La governance.A Rovereto ci si aspettava un’altra lettera, che non è arrivata: il via libera alla candidatura di Gios a presidente. Perché con il gruppo funziona così: i nomi devono passare un vaglio di idoneità della capogruppo. Alle altre casse il via libera è arrivato, a Rovereto non ancora. Si vocifera di un possibile problema di incompatibilità. Certa è una cosa. Ci sono solo 4 candidati per 4 posti: Gios come presidente e come consiglieri Monica Aste, Carlo Alberto Postinger e Luca Frapporti. Se una banca ha il semaforo rosso e se qualcuno non è ritenuto idoneo, ma ci sono meno candidati che posti, è il gruppo che decide chi nominare. E l’unico candidato presidente - a questo punto forse - è Gios.
Lizzana e Alta Vallagarina.Dal punto di vista di Lizzana e Alta Vallagarina, la lettera influisce pesantemente sui progetti futuri. La fusione a due - partita come fusione a 3 con Rovereto, per altro - era immaginata come primo step. Il secondo sarebbe arrivato una volta che fosse concluso il percorso di risanamento della Rurale di Rovereto. Evidentemente questo nuovo progetto cambia la prospettiva a medio termine. Di sicuro sembra che a breve ci sarà un incontro tra i tre presidenti, ma i protagonisti escludono ci sia un rilancio del progetto a 3.
Cassa Rurale Vallagarina.Ad Ala possono stare più tranquilli.
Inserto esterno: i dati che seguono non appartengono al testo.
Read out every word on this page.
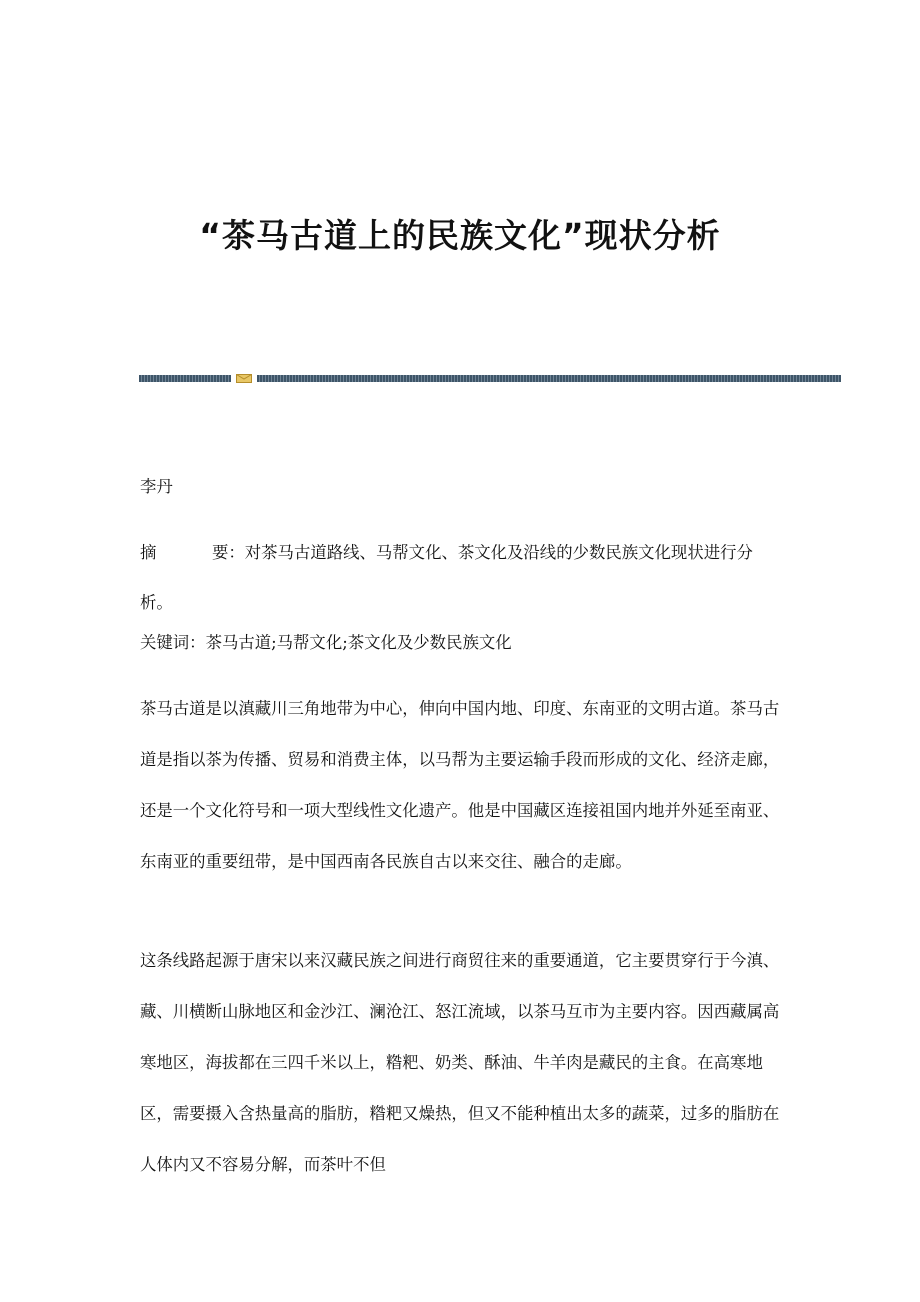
“茶马古道上的民族文化”现状分析

李丹

摘	要：对茶马古道路线、马帮文化、茶文化及沿线的少数民族文化现状进行分析。

关键词：茶马古道;马帮文化;茶文化及少数民族文化

茶马古道是以滇藏川三角地带为中心，伸向中国内地、印度、东南亚的文明古道。茶马古道是指以茶为传播、贸易和消费主体，以马帮为主要运输手段而形成的文化、经济走廊，还是一个文化符号和一项大型线性文化遗产。他是中国藏区连接祖国内地并外延至南亚、东南亚的重要纽带，是中国西南各民族自古以来交往、融合的走廊。

这条线路起源于唐宋以来汉藏民族之间进行商贸往来的重要通道，它主要贯穿行于今滇、藏、川横断山脉地区和金沙江、澜沧江、怒江流域，以茶马互市为主要内容。因西藏属高寒地区，海拔都在三四千米以上，糌粑、奶类、酥油、牛羊肉是藏民的主食。在高寒地区，需要摄入含热量高的脂肪，糌粑又燥热，但又不能种植出太多的蔬菜，过多的脂肪在人体内又不容易分解，而茶叶不但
Hanno scavallato la fusione con Folgaria e Isera del 2017 con dati migliori del previsto: la nuova banca è andata in utile già alla fine del primo anno e ora porteranno in assemblea un bilancio che chiude a più 3,2 milioni. Attualmente, con un miliardo di raccolta e 540 milioni di impieghi, pesano quanto Rovereto, ma non hanno problemi. E sono la testa di ponte di Cassa Centrale in Veneto: a breve apriranno due filiali a Verona. Insomma, non hanno bisogno di fondersi. Per questo possono voler dettare le condizioni, con la forza di oltre 7 mila soci.